Author: Fong SS1, Chung LM2, Tsang WW3, Leung JC4, Charm CY4, Luk WS5, Chow LP2, Ng SS3.
1Institute of Human Performance, The University of Hong Kong, Pokfulam, Hong Kong. 2Department of Health and Physical Education, The Hong Kong Institute of Education, Hong Kong. 3Department of Rehabilitation Sciences, The Hong Kong Polytechnic University, Hong Kong. 4Division of Nursing and Health Studies, Open University of Hong Kong, Hong Kong. 5The Association of Licentiates of the Medical Council of Hong Kong, Hong Kong.
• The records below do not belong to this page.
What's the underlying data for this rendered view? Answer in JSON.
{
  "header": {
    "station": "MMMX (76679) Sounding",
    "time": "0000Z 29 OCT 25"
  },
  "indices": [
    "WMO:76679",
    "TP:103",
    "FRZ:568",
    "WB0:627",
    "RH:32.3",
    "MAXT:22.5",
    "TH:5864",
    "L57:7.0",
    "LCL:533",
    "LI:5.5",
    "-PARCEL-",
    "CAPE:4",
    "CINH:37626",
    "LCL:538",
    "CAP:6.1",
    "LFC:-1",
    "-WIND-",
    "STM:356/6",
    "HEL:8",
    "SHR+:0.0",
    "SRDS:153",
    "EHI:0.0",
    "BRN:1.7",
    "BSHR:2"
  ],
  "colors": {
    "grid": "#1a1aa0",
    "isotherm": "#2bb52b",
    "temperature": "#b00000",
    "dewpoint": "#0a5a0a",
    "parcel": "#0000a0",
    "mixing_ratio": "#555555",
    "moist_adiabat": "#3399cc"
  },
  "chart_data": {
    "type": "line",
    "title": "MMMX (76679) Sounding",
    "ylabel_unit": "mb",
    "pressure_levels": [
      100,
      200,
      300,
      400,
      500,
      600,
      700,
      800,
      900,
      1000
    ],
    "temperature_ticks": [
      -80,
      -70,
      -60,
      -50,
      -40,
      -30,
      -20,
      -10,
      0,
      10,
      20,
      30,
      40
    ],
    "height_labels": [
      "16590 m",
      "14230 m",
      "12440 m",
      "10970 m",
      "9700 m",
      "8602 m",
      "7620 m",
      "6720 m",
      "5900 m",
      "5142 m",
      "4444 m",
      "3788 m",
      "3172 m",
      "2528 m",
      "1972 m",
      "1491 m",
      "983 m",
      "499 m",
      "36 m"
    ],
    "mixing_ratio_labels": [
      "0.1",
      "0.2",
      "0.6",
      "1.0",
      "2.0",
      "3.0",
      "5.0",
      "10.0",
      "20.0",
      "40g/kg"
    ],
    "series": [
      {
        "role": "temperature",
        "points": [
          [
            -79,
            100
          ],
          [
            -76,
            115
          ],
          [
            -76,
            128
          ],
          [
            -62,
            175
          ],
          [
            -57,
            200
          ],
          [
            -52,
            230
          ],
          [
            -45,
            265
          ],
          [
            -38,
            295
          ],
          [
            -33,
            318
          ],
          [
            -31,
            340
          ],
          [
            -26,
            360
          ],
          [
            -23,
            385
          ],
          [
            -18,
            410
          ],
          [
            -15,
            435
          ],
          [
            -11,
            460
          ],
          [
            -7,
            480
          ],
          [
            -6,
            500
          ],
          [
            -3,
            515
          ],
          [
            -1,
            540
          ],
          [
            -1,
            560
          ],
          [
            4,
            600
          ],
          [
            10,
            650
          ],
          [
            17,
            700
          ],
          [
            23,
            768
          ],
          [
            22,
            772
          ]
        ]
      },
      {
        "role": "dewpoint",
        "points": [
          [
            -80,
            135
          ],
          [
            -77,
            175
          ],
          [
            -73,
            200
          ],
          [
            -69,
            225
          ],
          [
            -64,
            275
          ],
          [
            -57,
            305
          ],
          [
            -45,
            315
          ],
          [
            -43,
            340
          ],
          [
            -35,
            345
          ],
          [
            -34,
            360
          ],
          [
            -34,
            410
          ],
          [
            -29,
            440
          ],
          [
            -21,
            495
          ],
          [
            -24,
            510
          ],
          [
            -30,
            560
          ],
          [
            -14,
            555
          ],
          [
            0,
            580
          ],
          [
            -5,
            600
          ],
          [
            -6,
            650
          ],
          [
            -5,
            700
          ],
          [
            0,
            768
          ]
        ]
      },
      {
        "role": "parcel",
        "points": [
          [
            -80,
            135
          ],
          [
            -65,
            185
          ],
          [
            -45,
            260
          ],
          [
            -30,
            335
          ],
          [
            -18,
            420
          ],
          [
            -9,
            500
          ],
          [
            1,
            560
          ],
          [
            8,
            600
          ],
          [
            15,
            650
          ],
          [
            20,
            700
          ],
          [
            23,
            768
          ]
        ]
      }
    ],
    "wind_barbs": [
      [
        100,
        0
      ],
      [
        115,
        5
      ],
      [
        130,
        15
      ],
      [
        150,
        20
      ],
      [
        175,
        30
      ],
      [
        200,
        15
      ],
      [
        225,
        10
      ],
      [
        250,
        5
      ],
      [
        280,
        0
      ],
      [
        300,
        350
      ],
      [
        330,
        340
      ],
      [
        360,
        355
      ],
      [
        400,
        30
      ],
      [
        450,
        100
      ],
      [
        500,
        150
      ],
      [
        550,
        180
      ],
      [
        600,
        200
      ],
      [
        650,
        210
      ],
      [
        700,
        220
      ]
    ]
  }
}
Conference/Journal: Evid Based Complement Alternat Med.
Date published: 2014
Other: Volume ID: 2014 , Pages: 719437 , Special Notes: doi: 10.1155/2014/719437 , Word Count: 211
This cross-sectional exploratory study aimed to compare the one-leg-stance time and the six-minute walk distance among TC Qigong-trained NPC survivors, untrained NPC survivors, and healthy individuals. Twenty-five survivors of NPC with TC Qigong experience, 27 survivors of NPC without TC Qigong experience, and 68 healthy individuals formed the NPC-TC Qigong group, NPC-control group, and healthy-control group, respectively. The one-leg-stance (OLS) timed test was conducted to assess the single-leg standing balance performance of the participants in four conditions: (1) standing on a stable surface with eyes open, (2) standing on a compliant surface with eyes open, (3) standing on a stable surface with eyes closed, and (4) standing on a compliant surface with eyes closed. The six-minute walk test (6MWT) was used to determine the functional balance performance of the participants. Results showed that the NPC-control group had a shorter OLS time in all of the visual and supporting surface conditions than the healthy control group (P < 0.05). The OLS time of the TC Qigong-NPC group was comparable to that of the healthy control group in the somatosensory-challenging condition (condition 3) (P = 0.168) only. Additionally, there was no significant difference in the 6MWT distance among the three groups (P > 0.05). TC Qigong may be a rehabilitation exercise that improves somatosensory function and OLS balance performance among survivors of NPC.